You sent 100% of the file
You sent NA% of the file
You sent 0% of the file

Only one of them is accurate. How much of a file have you sent if you've sent no files? None of it-- 0%. Makes sense to me.

Similarly:

I am opped on $calc($chan(0,o) / $chan(0) * 100) of the channels I'm on

Pick one:
I am opped on 100% of the channels I'm on
I am opped on NA% of the channels I'm on
I am opped on 0% of the channels I'm on

Once again, 100% would mean "all", and if you're not on any, you're not opped on any-- intuitively the answer is "none", or "0%".

If you want to be pedantic, you could argue that "all of the channels" is just as meaningful as "none of the channels"-- in which case you would be admitting that 0 is *equally* valid an answer as 1-- so please, make that claim.

Of course, the result 1 does fit into this scenario:

%sent = 0 | %timediff = 0
I am sending data at a rate of $calc(%sent / %timediff) bytes per second

Pick one:

I am sending data at a rate of 1 bytes per second
I am sending data at a rate of NA bytes per second
I am sending data at a rate of 0 bytes per second

In this case, the winner is once again 0. 1 isn't even sensical here. You could claim that NA is valid in this case-- it is the most valid of the above examples. However it's important to realize that in *all* scenarios described above 0 is a reasonable value. 1 works sometimes and fails miserably other times. NA works decently but makes the result seem more ambiguous than a scripter would desire-- forcing them to handle the 0/0 case when they usually don't need or want to. This is likely why 0 was chosen over 1 or NaN/NA.. it almost always makes a good amount of sense.
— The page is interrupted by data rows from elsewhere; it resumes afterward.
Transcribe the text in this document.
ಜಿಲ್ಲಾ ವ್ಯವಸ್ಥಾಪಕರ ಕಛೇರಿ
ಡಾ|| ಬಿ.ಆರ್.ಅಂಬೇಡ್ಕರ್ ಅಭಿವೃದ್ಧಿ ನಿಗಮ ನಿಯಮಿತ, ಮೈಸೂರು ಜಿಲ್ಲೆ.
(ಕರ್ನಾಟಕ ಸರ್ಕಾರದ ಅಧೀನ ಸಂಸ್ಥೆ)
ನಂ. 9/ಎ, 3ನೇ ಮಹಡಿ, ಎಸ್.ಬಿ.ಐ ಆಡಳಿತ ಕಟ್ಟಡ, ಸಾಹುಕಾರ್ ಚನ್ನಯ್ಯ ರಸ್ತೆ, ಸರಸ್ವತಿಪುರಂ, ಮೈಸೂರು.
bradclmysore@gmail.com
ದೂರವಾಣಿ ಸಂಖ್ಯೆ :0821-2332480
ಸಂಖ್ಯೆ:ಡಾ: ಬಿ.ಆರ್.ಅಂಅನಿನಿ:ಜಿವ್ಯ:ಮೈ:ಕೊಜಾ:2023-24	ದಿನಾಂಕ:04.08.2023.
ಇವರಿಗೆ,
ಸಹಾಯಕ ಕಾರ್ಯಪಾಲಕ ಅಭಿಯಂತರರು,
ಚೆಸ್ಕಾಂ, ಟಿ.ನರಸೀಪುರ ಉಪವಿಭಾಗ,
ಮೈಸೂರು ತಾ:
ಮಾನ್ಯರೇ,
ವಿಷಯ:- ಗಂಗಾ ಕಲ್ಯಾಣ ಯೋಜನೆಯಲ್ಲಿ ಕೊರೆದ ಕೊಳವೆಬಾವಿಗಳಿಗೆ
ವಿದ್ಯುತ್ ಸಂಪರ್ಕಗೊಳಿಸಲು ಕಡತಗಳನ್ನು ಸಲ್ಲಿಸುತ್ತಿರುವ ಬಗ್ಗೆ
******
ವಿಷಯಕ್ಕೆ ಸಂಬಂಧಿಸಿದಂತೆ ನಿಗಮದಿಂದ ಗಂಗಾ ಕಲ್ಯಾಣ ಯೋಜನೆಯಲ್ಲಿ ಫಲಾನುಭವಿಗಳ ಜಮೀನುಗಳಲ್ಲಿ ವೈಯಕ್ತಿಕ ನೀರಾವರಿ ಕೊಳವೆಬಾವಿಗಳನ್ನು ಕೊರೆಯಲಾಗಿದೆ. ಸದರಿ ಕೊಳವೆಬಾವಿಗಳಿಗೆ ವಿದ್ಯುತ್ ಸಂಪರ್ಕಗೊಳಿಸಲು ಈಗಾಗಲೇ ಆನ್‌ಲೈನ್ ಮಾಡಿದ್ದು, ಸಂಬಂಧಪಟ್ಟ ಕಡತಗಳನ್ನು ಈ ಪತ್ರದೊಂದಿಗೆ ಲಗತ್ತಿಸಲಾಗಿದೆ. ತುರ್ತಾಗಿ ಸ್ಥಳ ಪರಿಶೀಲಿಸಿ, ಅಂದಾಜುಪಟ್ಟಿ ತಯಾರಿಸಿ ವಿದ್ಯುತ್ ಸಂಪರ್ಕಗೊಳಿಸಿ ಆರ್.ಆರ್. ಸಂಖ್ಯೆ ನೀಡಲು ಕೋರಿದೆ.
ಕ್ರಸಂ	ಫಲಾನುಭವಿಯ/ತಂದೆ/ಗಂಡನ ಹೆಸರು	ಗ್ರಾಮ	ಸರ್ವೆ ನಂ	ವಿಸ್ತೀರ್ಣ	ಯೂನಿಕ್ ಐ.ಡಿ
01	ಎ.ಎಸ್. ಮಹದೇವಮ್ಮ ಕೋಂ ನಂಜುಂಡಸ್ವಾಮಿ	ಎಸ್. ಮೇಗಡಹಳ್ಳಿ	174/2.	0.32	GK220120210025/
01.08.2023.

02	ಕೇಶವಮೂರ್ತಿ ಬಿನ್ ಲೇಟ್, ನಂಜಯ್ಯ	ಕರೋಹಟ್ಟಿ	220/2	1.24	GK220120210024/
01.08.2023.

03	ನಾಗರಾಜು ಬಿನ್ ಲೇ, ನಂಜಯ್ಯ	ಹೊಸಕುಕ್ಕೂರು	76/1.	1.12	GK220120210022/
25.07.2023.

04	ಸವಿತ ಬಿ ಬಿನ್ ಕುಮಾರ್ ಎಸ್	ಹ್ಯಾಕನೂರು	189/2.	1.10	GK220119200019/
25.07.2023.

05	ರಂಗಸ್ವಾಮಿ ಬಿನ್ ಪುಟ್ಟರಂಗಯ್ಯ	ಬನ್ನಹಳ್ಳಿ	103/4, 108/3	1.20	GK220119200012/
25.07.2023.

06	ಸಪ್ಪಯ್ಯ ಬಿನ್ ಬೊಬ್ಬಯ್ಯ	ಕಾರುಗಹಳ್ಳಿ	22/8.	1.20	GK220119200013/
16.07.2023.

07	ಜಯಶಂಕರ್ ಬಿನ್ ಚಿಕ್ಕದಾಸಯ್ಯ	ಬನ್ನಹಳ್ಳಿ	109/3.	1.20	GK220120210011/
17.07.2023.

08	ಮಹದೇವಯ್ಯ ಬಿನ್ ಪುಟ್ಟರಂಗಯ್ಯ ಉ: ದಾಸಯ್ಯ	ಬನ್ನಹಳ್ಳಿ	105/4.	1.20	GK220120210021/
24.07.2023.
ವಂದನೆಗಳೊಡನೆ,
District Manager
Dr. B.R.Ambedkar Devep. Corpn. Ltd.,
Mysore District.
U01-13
These are but few of the examples. The theoretical meaning of 0/0 does not apply to the semantic meaning in practical situations. Khaled designed $calc to be easy to use in a case where most scripters who use mIRC are not familiar with programming or mathematics and most likely don't even care what "NaN" means or why 0/0 is not truly 0. To them it makes sense. It is done intentionally to reduce the amount of input handling someone would need to do in the majority case while giving reasonable results. Most scripters don't want to handle exceptions. That's why they're scripting in mIRC and not some other language. This simplicity is seen not just in $calc, but all across mIRC. This is absolutely *not* against the fundamentals of the language-- in fact it is quite at the core of the purpose of the language.